= James T. Jones IV =

American music journalist and critic

James T. Jones IV (c. 1959/1960-March 13, 1996) was an American music journalist and critic who covered R&B, jazz, and hip hop music for USA Today.

==Biography==
The nephew of Betty Carter, Jones was born in Detroit, Michigan. He received his master's degree from Western Michigan University, after which he went on to work for the Detroit News. In addition to his work in music journalism, he became a successful bass guitarist in his own right. He began working for USA Today in 1988. While working there, he interviewed such prominent musicians as Miles Davis, Anita Baker, Gladys Knight, and Stevie Wonder. He also did one of the last interviews that Eazy-E gave before the latter died of HIV/AIDS in 1995. In 1994, he received a Contributor award for journalism from the International Association of African-American Music. His article "Racism & Jazz" ran as the cover story in the March 1995 issue of the magazine Jazz Times.

===Death and legacy===
Jones died on March 13, 1996, at his home in Jersey City, New Jersey, at the age of thirty-six. At the time of his death, he was working as music/television editor for USA Today.
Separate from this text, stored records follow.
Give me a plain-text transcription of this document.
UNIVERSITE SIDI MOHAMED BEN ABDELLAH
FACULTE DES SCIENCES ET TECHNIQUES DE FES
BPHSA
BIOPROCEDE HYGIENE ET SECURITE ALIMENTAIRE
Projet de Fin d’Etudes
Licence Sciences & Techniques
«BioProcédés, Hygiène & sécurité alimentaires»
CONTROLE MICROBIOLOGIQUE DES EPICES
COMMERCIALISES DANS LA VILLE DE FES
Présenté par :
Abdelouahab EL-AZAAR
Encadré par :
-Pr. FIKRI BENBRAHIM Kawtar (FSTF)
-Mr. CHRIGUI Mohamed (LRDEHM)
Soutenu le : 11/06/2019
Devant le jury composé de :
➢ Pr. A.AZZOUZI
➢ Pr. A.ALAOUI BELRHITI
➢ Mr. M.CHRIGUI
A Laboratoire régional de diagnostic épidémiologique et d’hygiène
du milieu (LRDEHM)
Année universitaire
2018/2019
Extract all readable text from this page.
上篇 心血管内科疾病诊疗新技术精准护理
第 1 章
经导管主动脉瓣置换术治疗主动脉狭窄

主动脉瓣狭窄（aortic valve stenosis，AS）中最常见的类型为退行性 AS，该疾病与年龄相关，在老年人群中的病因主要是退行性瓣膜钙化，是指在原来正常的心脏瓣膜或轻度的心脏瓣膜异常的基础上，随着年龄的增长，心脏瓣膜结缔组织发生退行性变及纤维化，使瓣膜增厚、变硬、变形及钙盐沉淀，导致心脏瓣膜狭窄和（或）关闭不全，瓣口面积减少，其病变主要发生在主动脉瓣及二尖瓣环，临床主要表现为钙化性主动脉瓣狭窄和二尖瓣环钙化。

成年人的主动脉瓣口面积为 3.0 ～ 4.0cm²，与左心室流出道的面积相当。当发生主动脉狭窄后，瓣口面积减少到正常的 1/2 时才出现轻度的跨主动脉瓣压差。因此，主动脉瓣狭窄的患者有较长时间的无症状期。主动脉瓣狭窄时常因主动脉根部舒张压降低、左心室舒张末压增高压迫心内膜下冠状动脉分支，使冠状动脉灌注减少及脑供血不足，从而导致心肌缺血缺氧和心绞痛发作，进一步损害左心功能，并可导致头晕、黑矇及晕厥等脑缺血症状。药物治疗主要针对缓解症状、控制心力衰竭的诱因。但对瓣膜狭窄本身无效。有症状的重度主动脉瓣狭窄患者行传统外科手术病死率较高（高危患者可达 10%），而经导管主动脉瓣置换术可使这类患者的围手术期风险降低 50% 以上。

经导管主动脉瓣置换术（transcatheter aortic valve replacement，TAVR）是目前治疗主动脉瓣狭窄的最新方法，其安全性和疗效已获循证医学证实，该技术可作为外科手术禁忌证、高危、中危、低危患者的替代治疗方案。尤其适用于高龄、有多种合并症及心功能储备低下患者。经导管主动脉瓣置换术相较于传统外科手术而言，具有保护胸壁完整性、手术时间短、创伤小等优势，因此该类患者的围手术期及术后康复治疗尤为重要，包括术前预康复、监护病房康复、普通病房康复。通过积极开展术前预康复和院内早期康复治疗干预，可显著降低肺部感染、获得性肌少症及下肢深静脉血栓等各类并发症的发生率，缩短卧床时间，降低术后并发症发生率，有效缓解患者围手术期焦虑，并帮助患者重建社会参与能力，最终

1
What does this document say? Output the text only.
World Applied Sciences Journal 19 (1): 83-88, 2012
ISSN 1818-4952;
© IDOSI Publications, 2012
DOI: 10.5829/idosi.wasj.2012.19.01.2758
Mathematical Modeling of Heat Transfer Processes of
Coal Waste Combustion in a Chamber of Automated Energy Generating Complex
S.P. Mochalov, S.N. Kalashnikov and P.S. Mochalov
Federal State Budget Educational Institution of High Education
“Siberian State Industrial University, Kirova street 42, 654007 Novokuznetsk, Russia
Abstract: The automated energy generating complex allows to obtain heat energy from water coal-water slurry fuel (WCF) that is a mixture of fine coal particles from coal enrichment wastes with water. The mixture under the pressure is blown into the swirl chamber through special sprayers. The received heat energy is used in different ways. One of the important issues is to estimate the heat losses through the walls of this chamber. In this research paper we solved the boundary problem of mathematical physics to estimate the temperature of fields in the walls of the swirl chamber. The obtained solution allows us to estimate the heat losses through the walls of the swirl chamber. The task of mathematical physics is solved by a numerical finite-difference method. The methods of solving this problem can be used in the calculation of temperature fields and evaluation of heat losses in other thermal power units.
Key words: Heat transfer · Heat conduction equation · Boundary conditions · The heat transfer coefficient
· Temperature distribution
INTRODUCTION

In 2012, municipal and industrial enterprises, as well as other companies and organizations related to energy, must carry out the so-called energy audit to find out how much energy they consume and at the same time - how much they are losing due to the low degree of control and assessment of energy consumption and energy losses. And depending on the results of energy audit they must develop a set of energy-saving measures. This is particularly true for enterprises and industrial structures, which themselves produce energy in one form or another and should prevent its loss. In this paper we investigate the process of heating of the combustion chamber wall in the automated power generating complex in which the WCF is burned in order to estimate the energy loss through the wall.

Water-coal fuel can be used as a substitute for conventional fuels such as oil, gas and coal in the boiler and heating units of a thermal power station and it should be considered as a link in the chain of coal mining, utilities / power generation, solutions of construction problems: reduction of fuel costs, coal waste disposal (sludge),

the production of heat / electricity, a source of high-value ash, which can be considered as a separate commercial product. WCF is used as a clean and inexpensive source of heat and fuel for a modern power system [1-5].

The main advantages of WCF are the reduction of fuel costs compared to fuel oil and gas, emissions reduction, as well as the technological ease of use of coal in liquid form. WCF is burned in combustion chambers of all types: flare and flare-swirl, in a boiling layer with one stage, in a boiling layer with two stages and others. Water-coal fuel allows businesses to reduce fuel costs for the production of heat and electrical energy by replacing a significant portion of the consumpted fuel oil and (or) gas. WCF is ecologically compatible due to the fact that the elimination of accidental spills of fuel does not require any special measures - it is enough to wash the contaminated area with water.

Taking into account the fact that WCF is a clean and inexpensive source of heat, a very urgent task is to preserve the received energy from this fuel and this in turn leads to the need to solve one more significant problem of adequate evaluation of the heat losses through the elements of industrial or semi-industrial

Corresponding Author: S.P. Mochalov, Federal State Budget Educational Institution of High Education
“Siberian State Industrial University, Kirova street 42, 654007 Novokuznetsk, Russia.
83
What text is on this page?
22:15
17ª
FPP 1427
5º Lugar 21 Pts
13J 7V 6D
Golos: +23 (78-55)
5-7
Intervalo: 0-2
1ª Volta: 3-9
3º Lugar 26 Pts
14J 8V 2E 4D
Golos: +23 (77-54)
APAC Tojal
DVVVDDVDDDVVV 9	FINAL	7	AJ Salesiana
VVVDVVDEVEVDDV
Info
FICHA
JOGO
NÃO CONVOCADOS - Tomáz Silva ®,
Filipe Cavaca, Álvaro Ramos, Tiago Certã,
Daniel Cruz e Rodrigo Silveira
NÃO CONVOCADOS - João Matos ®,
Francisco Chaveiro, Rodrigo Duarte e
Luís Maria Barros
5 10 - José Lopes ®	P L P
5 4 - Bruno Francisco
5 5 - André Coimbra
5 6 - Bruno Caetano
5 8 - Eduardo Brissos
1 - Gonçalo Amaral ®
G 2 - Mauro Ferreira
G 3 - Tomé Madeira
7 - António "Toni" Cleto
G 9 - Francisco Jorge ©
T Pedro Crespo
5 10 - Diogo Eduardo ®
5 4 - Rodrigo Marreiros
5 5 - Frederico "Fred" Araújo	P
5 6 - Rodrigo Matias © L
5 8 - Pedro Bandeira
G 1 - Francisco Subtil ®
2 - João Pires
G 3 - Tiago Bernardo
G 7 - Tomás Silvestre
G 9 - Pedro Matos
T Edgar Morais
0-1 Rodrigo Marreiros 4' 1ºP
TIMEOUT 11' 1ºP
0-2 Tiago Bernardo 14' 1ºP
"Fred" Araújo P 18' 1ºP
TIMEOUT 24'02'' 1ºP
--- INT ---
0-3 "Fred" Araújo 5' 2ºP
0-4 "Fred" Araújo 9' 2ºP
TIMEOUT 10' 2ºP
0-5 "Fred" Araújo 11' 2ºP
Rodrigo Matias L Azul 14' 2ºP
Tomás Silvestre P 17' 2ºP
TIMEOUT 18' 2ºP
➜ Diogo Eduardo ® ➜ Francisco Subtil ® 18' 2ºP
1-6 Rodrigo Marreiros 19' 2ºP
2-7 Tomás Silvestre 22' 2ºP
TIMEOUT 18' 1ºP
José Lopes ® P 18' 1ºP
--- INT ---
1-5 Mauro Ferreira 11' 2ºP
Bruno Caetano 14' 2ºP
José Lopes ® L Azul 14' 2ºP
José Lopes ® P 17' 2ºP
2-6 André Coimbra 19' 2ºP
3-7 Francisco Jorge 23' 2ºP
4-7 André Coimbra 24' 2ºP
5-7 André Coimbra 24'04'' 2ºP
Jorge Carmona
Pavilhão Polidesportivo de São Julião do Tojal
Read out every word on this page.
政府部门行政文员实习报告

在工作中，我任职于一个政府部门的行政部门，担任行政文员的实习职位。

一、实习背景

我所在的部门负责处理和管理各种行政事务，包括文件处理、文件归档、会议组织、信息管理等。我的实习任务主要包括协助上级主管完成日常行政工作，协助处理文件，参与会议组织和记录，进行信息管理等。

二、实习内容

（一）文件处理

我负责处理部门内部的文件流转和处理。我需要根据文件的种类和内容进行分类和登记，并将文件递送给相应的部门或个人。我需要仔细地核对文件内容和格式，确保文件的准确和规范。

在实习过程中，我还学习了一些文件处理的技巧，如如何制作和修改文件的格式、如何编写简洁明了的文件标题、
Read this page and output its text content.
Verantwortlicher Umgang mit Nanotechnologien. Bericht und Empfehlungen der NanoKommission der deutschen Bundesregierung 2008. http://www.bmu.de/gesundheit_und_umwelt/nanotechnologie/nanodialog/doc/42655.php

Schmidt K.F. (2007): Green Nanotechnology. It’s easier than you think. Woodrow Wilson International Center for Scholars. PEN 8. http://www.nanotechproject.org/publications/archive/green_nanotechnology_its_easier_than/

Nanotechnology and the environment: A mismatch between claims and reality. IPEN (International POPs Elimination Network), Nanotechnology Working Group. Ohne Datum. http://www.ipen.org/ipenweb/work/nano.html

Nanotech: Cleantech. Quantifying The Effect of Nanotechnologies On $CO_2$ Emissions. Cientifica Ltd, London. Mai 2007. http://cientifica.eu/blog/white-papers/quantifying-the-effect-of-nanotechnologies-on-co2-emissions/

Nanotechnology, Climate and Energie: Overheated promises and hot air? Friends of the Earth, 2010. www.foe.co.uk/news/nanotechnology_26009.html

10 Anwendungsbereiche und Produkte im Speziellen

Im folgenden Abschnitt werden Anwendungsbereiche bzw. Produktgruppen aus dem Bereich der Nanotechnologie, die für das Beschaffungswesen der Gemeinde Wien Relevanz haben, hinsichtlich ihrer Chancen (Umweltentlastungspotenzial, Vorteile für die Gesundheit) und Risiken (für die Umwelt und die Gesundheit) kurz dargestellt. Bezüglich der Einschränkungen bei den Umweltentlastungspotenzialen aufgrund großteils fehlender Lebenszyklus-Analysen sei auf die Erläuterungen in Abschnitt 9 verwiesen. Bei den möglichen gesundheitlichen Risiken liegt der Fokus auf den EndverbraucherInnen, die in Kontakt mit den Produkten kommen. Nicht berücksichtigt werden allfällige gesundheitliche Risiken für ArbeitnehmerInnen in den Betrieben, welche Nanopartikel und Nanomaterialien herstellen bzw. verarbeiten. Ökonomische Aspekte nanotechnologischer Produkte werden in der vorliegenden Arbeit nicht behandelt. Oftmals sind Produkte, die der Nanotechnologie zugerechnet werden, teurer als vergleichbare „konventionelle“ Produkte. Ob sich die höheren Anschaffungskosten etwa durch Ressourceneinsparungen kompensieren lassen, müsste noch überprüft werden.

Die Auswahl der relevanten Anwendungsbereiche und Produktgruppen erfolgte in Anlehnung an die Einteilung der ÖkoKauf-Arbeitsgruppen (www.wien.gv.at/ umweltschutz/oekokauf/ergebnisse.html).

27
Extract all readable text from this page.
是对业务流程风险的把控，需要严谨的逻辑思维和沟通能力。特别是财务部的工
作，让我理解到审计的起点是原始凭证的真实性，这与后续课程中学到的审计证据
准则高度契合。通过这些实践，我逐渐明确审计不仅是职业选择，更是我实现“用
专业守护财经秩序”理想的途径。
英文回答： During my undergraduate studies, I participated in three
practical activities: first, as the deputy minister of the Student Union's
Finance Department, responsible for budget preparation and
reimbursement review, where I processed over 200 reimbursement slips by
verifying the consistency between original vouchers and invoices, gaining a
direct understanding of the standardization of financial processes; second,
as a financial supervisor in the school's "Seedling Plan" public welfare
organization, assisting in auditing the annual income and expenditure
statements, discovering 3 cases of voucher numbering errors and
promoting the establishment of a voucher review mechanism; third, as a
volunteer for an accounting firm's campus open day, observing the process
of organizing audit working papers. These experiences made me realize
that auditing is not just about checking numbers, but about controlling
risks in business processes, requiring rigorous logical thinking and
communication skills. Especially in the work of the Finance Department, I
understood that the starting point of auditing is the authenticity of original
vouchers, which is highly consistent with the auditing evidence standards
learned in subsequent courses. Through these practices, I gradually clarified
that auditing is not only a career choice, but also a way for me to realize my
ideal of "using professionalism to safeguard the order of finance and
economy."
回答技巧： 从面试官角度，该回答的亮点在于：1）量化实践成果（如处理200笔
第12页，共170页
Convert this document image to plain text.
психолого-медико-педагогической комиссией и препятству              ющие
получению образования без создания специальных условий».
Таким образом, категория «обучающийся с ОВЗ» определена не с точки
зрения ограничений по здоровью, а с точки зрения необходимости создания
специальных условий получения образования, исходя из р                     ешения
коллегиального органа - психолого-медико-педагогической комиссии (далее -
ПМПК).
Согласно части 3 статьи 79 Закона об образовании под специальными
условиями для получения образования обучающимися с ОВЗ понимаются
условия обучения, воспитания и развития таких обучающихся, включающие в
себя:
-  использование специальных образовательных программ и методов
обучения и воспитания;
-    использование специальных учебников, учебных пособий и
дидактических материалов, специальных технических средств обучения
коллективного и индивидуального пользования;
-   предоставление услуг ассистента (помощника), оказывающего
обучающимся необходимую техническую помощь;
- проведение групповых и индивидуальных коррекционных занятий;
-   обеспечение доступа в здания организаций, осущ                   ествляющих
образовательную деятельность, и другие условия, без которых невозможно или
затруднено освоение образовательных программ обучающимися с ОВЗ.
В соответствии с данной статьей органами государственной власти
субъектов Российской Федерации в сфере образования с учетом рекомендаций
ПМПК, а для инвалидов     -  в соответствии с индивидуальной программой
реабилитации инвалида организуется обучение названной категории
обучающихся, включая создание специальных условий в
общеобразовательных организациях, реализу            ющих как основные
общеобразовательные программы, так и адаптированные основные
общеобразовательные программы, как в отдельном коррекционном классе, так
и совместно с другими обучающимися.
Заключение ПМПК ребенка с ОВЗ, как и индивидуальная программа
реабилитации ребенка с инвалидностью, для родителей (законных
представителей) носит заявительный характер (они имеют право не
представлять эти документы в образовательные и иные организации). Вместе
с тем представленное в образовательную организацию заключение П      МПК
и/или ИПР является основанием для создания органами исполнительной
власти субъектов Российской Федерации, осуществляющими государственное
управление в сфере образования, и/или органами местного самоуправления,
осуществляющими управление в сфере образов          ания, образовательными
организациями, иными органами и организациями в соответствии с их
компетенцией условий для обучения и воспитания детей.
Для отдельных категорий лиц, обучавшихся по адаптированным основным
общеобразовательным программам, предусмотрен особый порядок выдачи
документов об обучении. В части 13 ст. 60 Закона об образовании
USA Today itself reported that he had died of "an apparent heart attack". Vibe, to which Jones had also been a contributor, subsequently stated that he had died of "a heart attack and kidney failure". The James T. Jones IV Music Scholarship Fund was established in his memory at Howard University, and the International Association of African-American Music renamed one of its awards the James T. Jones IV Journalist Award in his honor.